Answer
The distance is changing at a rate of
$\begin{equation}
21.01\frac{millimeters}{hour}.
\end{equation}$
Work Step by Step
let variables a represent the length of the minute hand; b to represent the length of the hour hand; and c to represent the length between their tips.
$\begin{equation}
a=8\\
b=4\\
\end{equation}$
and according to the law of cosines
$\begin{equation}
c^{2}=a^{2}+b^{2}-2ab\cosθ
\end{equation}$
where θ is the angle between the hands. so
$\begin{equation}
\theta=\frac{\pi}{6}\\
\end{equation}$
We know that the minute hand completes one rotation in one hour, and the hour hand completes one rotation in twelve hours, so
$\begin{equation}
\frac{d\theta_{minute hand}}{dt}=2\pi/hour\\
\frac{d\theta_{hour hand}}{dt}=\frac{2\pi}{12hours}=\frac{1}{6}\pi/hour\\
\end{equation}$
so the total change in angle is the difference between the two, thus
$\begin{equation}
\frac{d\theta}{dt}=2\pi-\frac{1}{6}\pi=\frac{11}{6}\pi
\end{equation}$
Now we take from where we left off with the law of cosines
$\begin{equation}
c=\sqrt{a^{2}+b^2-2ab\cosθ}\\
\frac{dc}{dt}=\frac{d}{dt}\left( \sqrt{a^{2}+b^2-2ab\cosθ} \right)

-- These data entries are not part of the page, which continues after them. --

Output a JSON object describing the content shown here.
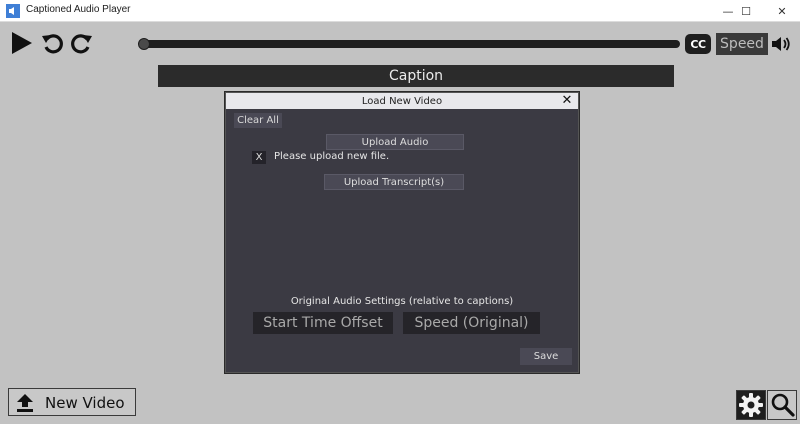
{
  "window": {
    "title": "Captioned Audio Player",
    "minimize": "—",
    "maximize": "☐",
    "close": "✕"
  },
  "toolbar": {
    "icons": [
      "play-icon",
      "rewind-icon",
      "forward-icon",
      "volume-icon"
    ],
    "cc_label": "CC",
    "speed_label": "Speed",
    "progress": 0
  },
  "caption": {
    "text": "Caption"
  },
  "dialog": {
    "title": "Load New Video",
    "close_label": "✕",
    "clear_all": "Clear All",
    "upload_audio": "Upload Audio",
    "status_mark": "X",
    "status_text": "Please upload new file.",
    "upload_transcripts": "Upload Transcript(s)",
    "settings_label": "Original Audio Settings (relative to captions)",
    "start_time_offset": "Start Time Offset",
    "speed_original": "Speed (Original)",
    "save": "Save"
  },
  "footer": {
    "new_video": "New Video",
    "icons": [
      "upload-icon",
      "gear-icon",
      "search-icon"
    ]
  },
  "colors": {
    "background": "#c2c2c2",
    "dialog": "#3b3a43",
    "dark": "#1e1e1e"
  }
}
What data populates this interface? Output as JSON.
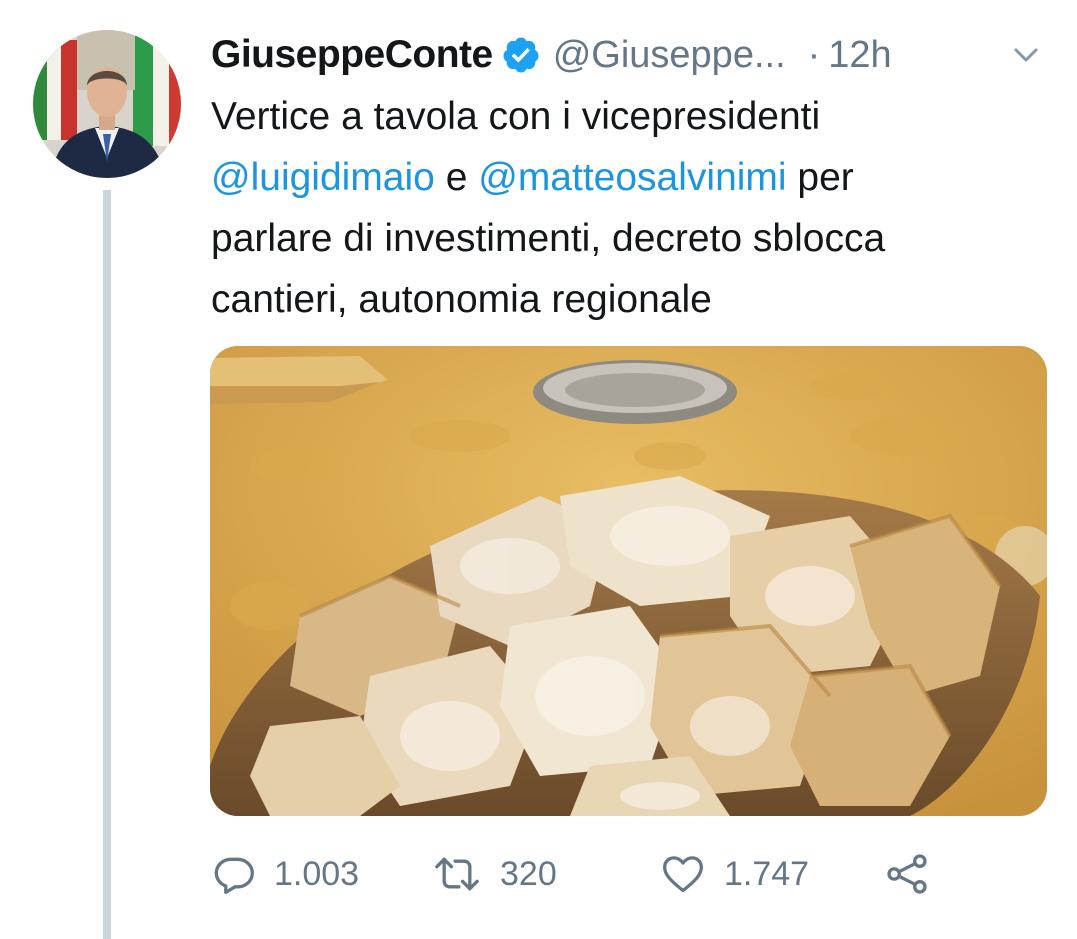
{
  "tweet": {
    "display_name": "GiuseppeConte",
    "handle": "@Giuseppe...",
    "separator": "·",
    "time": "12h",
    "text_line1": "Vertice a tavola con i vicepresidenti",
    "mention1": "@luigidimaio",
    "conj": " e ",
    "mention2": "@matteosalvinimi",
    "after_mentions": " per",
    "text_line3": "parlare di investimenti, decreto sblocca",
    "text_line4": "cantieri, autonomia regionale"
  },
  "actions": {
    "reply_count": "1.003",
    "retweet_count": "320",
    "like_count": "1.747"
  },
  "icons": {
    "verified": "verified-badge-icon",
    "caret": "chevron-down-icon",
    "reply": "reply-icon",
    "retweet": "retweet-icon",
    "like": "heart-icon",
    "share": "share-icon"
  },
  "colors": {
    "link": "#1b95e0",
    "muted": "#657786",
    "text": "#14171a",
    "thread_line": "#ccd6dd"
  }
}
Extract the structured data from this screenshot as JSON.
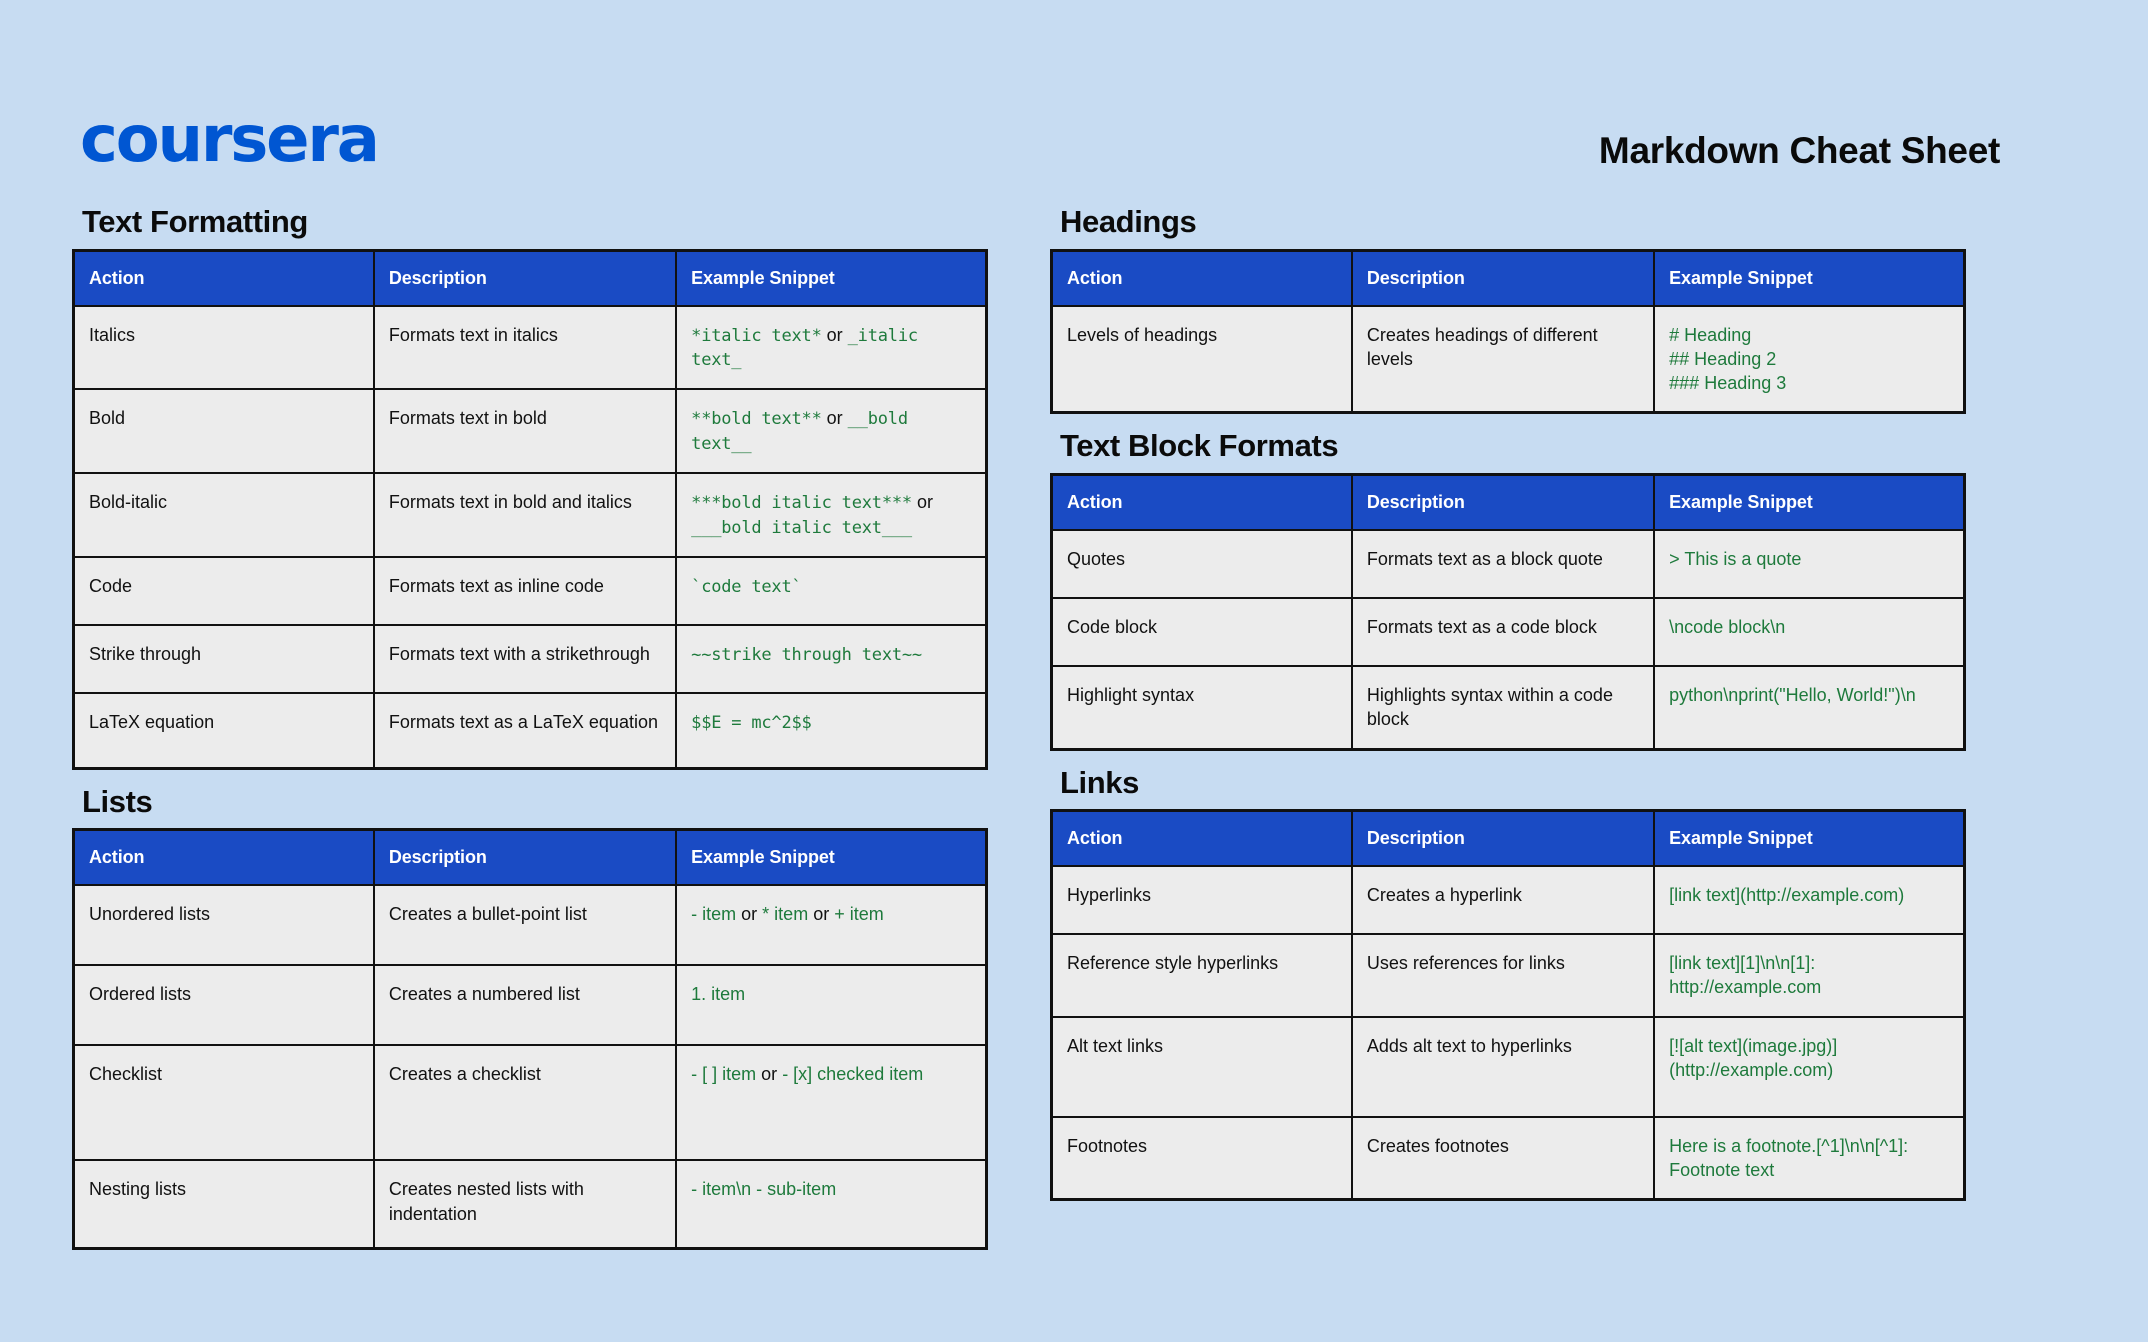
{
  "header": {
    "brand": "coursera",
    "title": "Markdown Cheat Sheet"
  },
  "colors": {
    "page_background": "#c7dcf2",
    "brand_blue": "#0056d2",
    "table_header_blue": "#1a4bc4",
    "cell_background": "#ececec",
    "code_green": "#1e7a3c",
    "border_black": "#111111"
  },
  "columns": {
    "header_labels": [
      "Action",
      "Description",
      "Example Snippet"
    ]
  },
  "sections": [
    {
      "id": "text-formatting",
      "title": "Text Formatting",
      "columns": [
        "Action",
        "Description",
        "Example Snippet"
      ],
      "snippet_font": "mono",
      "rows": [
        {
          "action": "Italics",
          "description": "Formats text in italics",
          "snippet_parts": [
            {
              "t": "code",
              "v": "*italic text*"
            },
            {
              "t": "plain",
              "v": " or "
            },
            {
              "t": "code",
              "v": "_italic text_"
            }
          ],
          "snippet_text": "*italic text* or _italic text_"
        },
        {
          "action": "Bold",
          "description": "Formats text in bold",
          "snippet_parts": [
            {
              "t": "code",
              "v": "**bold text**"
            },
            {
              "t": "plain",
              "v": " or "
            },
            {
              "t": "code",
              "v": "__bold text__"
            }
          ],
          "snippet_text": "**bold text** or __bold text__"
        },
        {
          "action": "Bold-italic",
          "description": "Formats text in bold and italics",
          "snippet_parts": [
            {
              "t": "code",
              "v": "***bold italic text***"
            },
            {
              "t": "plain",
              "v": " or "
            },
            {
              "t": "code",
              "v": "___bold italic text___"
            }
          ],
          "snippet_text": "***bold italic text*** or ___bold italic text___"
        },
        {
          "action": "Code",
          "description": "Formats text as inline code",
          "snippet_parts": [
            {
              "t": "code",
              "v": "`code text`"
            }
          ],
          "snippet_text": "`code text`"
        },
        {
          "action": "Strike through",
          "description": "Formats text with a strikethrough",
          "snippet_parts": [
            {
              "t": "code",
              "v": "~~strike through text~~"
            }
          ],
          "snippet_text": "~~strike through text~~"
        },
        {
          "action": "LaTeX equation",
          "description": "Formats text as a LaTeX equation",
          "snippet_parts": [
            {
              "t": "code",
              "v": "$$E = mc^2$$"
            }
          ],
          "snippet_text": "$$E = mc^2$$"
        }
      ]
    },
    {
      "id": "lists",
      "title": "Lists",
      "columns": [
        "Action",
        "Description",
        "Example Snippet"
      ],
      "snippet_font": "sans",
      "rows": [
        {
          "action": "Unordered lists",
          "description": "Creates a bullet-point list",
          "snippet_parts": [
            {
              "t": "code",
              "v": "- item"
            },
            {
              "t": "plain",
              "v": " or "
            },
            {
              "t": "code",
              "v": "* item"
            },
            {
              "t": "plain",
              "v": " or "
            },
            {
              "t": "code",
              "v": "+ item"
            }
          ],
          "snippet_text": "- item or * item or + item"
        },
        {
          "action": "Ordered lists",
          "description": "Creates a numbered list",
          "snippet_parts": [
            {
              "t": "code",
              "v": "1. item"
            }
          ],
          "snippet_text": "1. item"
        },
        {
          "action": "Checklist",
          "description": "Creates a checklist",
          "snippet_parts": [
            {
              "t": "code",
              "v": "- [ ] item"
            },
            {
              "t": "plain",
              "v": " or "
            },
            {
              "t": "code",
              "v": "- [x] checked item"
            }
          ],
          "snippet_text": "- [ ] item or - [x] checked item"
        },
        {
          "action": "Nesting lists",
          "description": "Creates nested lists with indentation",
          "snippet_parts": [
            {
              "t": "code",
              "v": "- item\\n  - sub-item"
            }
          ],
          "snippet_text": "- item\\n  - sub-item"
        }
      ]
    }
  ],
  "sections_right": [
    {
      "id": "headings",
      "title": "Headings",
      "columns": [
        "Action",
        "Description",
        "Example Snippet"
      ],
      "snippet_font": "sans",
      "rows": [
        {
          "action": "Levels of headings",
          "description": "Creates headings of different levels",
          "snippet_lines": [
            "# Heading",
            "## Heading 2",
            "### Heading 3"
          ],
          "snippet_text": "# Heading ## Heading 2 ### Heading 3"
        }
      ]
    },
    {
      "id": "text-block-formats",
      "title": "Text Block Formats",
      "columns": [
        "Action",
        "Description",
        "Example Snippet"
      ],
      "snippet_font": "sans",
      "rows": [
        {
          "action": "Quotes",
          "description": "Formats text as a block quote",
          "snippet_lines": [
            "> This is a quote"
          ],
          "snippet_text": "> This is a quote"
        },
        {
          "action": "Code block",
          "description": "Formats text as a code block",
          "snippet_lines": [
            "\\ncode block\\n"
          ],
          "snippet_text": "\\ncode block\\n"
        },
        {
          "action": "Highlight syntax",
          "description": "Highlights syntax within a code block",
          "snippet_lines": [
            "python\\nprint(\"Hello, World!\")\\n"
          ],
          "snippet_text": "python\\nprint(\"Hello, World!\")\\n"
        }
      ]
    },
    {
      "id": "links",
      "title": "Links",
      "columns": [
        "Action",
        "Description",
        "Example Snippet"
      ],
      "snippet_font": "sans",
      "rows": [
        {
          "action": "Hyperlinks",
          "description": "Creates a hyperlink",
          "snippet_lines": [
            "[link text](http://example.com)"
          ],
          "snippet_text": "[link text](http://example.com)"
        },
        {
          "action": "Reference style hyperlinks",
          "description": "Uses references for links",
          "snippet_lines": [
            "[link text][1]\\n\\n[1]: http://example.com"
          ],
          "snippet_text": "[link text][1]\\n\\n[1]: http://example.com"
        },
        {
          "action": "Alt text links",
          "description": "Adds alt text to hyperlinks",
          "snippet_lines": [
            "[![alt text](image.jpg)](http://example.com)"
          ],
          "snippet_text": "[![alt text](image.jpg)](http://example.com)"
        },
        {
          "action": "Footnotes",
          "description": "Creates footnotes",
          "snippet_lines": [
            "Here is a footnote.[^1]\\n\\n[^1]: Footnote text"
          ],
          "snippet_text": "Here is a footnote.[^1]\\n\\n[^1]: Footnote text"
        }
      ]
    }
  ]
}
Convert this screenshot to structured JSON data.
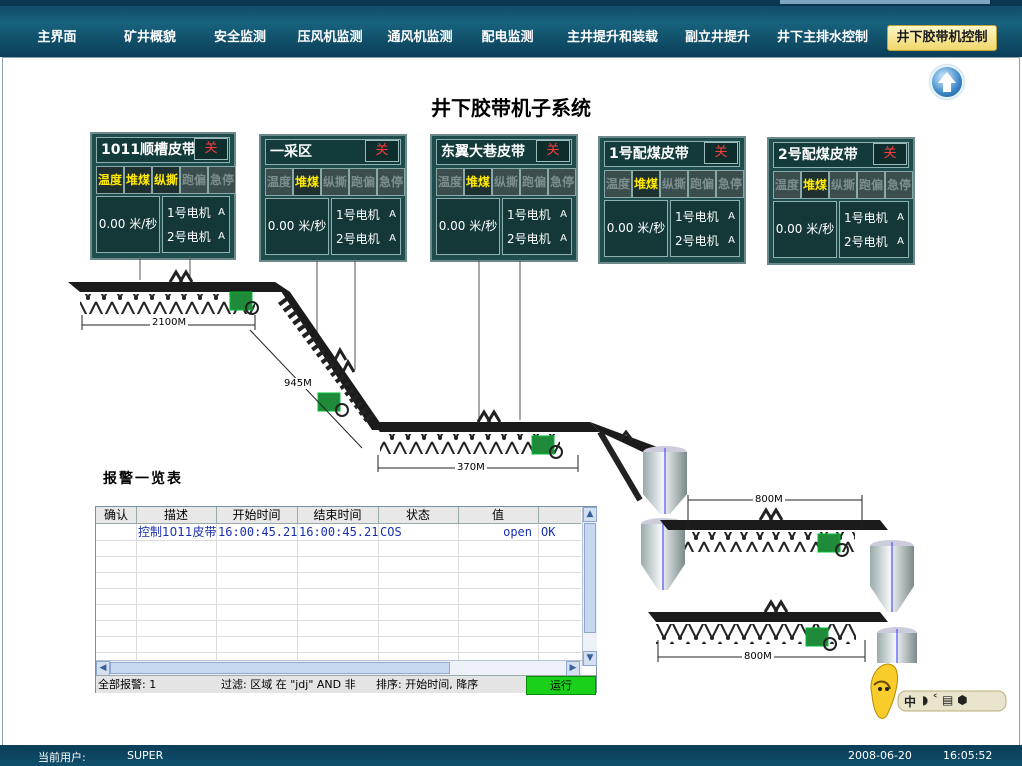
{
  "nav": {
    "tabs": [
      {
        "label": "主界面",
        "x": 0
      },
      {
        "label": "矿井概貌",
        "x": 1
      },
      {
        "label": "安全监测",
        "x": 2
      },
      {
        "label": "压风机监测",
        "x": 3
      },
      {
        "label": "通风机监测",
        "x": 4
      },
      {
        "label": "配电监测",
        "x": 5
      },
      {
        "label": "主井提升和装载",
        "x": 6
      },
      {
        "label": "副立井提升",
        "x": 7
      },
      {
        "label": "井下主排水控制",
        "x": 8
      },
      {
        "label": "井下胶带机控制",
        "x": 9
      }
    ]
  },
  "title": "井下胶带机子系统",
  "panels": [
    {
      "name": "1011顺槽皮带",
      "close": "关",
      "f": [
        "温度",
        "堆煤",
        "纵撕",
        "跑偏",
        "急停"
      ],
      "on": [
        true,
        true,
        true,
        false,
        false
      ],
      "speed": "0.00 米/秒",
      "m1": "1号电机",
      "m2": "2号电机",
      "unit": "A"
    },
    {
      "name": "一采区",
      "close": "关",
      "f": [
        "温度",
        "堆煤",
        "纵撕",
        "跑偏",
        "急停"
      ],
      "on": [
        false,
        true,
        false,
        false,
        false
      ],
      "speed": "0.00 米/秒",
      "m1": "1号电机",
      "m2": "2号电机",
      "unit": "A"
    },
    {
      "name": "东翼大巷皮带",
      "close": "关",
      "f": [
        "温度",
        "堆煤",
        "纵撕",
        "跑偏",
        "急停"
      ],
      "on": [
        false,
        true,
        false,
        false,
        false
      ],
      "speed": "0.00 米/秒",
      "m1": "1号电机",
      "m2": "2号电机",
      "unit": "A"
    },
    {
      "name": "1号配煤皮带",
      "close": "关",
      "f": [
        "温度",
        "堆煤",
        "纵撕",
        "跑偏",
        "急停"
      ],
      "on": [
        false,
        true,
        false,
        false,
        false
      ],
      "speed": "0.00 米/秒",
      "m1": "1号电机",
      "m2": "2号电机",
      "unit": "A"
    },
    {
      "name": "2号配煤皮带",
      "close": "关",
      "f": [
        "温度",
        "堆煤",
        "纵撕",
        "跑偏",
        "急停"
      ],
      "on": [
        false,
        true,
        false,
        false,
        false
      ],
      "speed": "0.00 米/秒",
      "m1": "1号电机",
      "m2": "2号电机",
      "unit": "A"
    }
  ],
  "distances": {
    "d1": "2100M",
    "d2": "945M",
    "d3": "370M",
    "d4": "800M",
    "d5": "800M"
  },
  "alarm": {
    "title": "报警一览表",
    "headers": [
      "确认",
      "描述",
      "开始时间",
      "结束时间",
      "状态",
      "值"
    ],
    "row": {
      "confirm": "",
      "desc": "控制1011皮带",
      "start": "16:00:45.21",
      "end": "16:00:45.21",
      "state": "COS",
      "value": "open",
      "extra": "OK"
    },
    "status_all": "全部报警: 1",
    "status_filter": "过滤: 区域 在 \"jdj\" AND 非",
    "status_sort": "排序: 开始时间, 降序",
    "status_run": "运行"
  },
  "footer": {
    "user_label": "当前用户:",
    "user": "SUPER",
    "date": "2008-06-20",
    "time": "16:05:52"
  },
  "mascot_label": "中"
}
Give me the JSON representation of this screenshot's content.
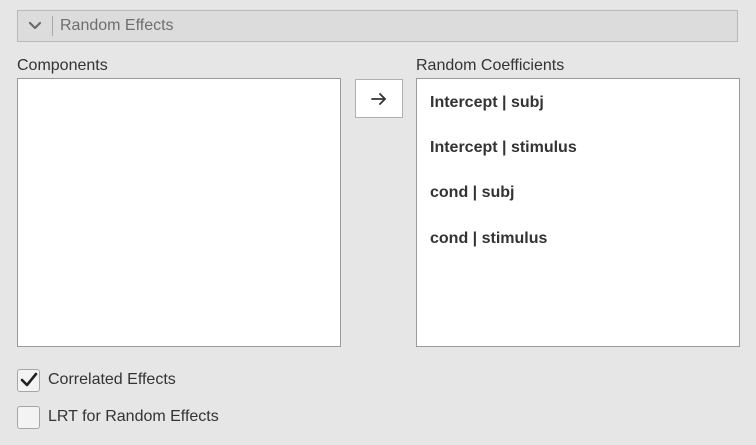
{
  "section": {
    "title": "Random Effects",
    "collapse_icon": "chevron-down-icon"
  },
  "components": {
    "label": "Components",
    "items": []
  },
  "transfer_button": {
    "icon": "arrow-right-icon"
  },
  "random_coefficients": {
    "label": "Random Coefficients",
    "items": [
      "Intercept | subj",
      "Intercept | stimulus",
      "cond | subj",
      "cond | stimulus"
    ]
  },
  "options": {
    "correlated_effects": {
      "label": "Correlated Effects",
      "checked": true
    },
    "lrt_random_effects": {
      "label": "LRT for Random Effects",
      "checked": false
    }
  }
}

=\frac{d}{dt}\left(a^{2}+b^2-2ab\cosθ \right)^{\frac{1}{2}}\\
=\frac{1}{2}\left(a^{2}+b^2-2ab\cosθ \right)^{-\frac{1}{2}}\left[ \frac{d}{dt}\left(a^{2}+b^2-2ab\cosθ \right)\right]\\
=\frac{1}{2}\left(a^{2}+b^2-2ab\cosθ \right)^{-\frac{1}{2}}\left[2a+2b-2ab(-\sin\theta)\left(\frac{d\theta}{dt}\right)\right]
\end{equation}$
Now we plug in values and use a calculator to solve for the answer
$\begin{equation}
\frac{1}{2}\left(8^{2}+4^2-2(8)(4)\cos\frac{\pi}{6} \right)^{-\frac{1}{2}}\left[2(8)+2(4)+2(8)(4)(\sin\frac{\pi}{6})\left(\frac{11\pi}{6}\right)\right]
\approx21.01028518\frac{millimeters}{hour}
\end{equation}$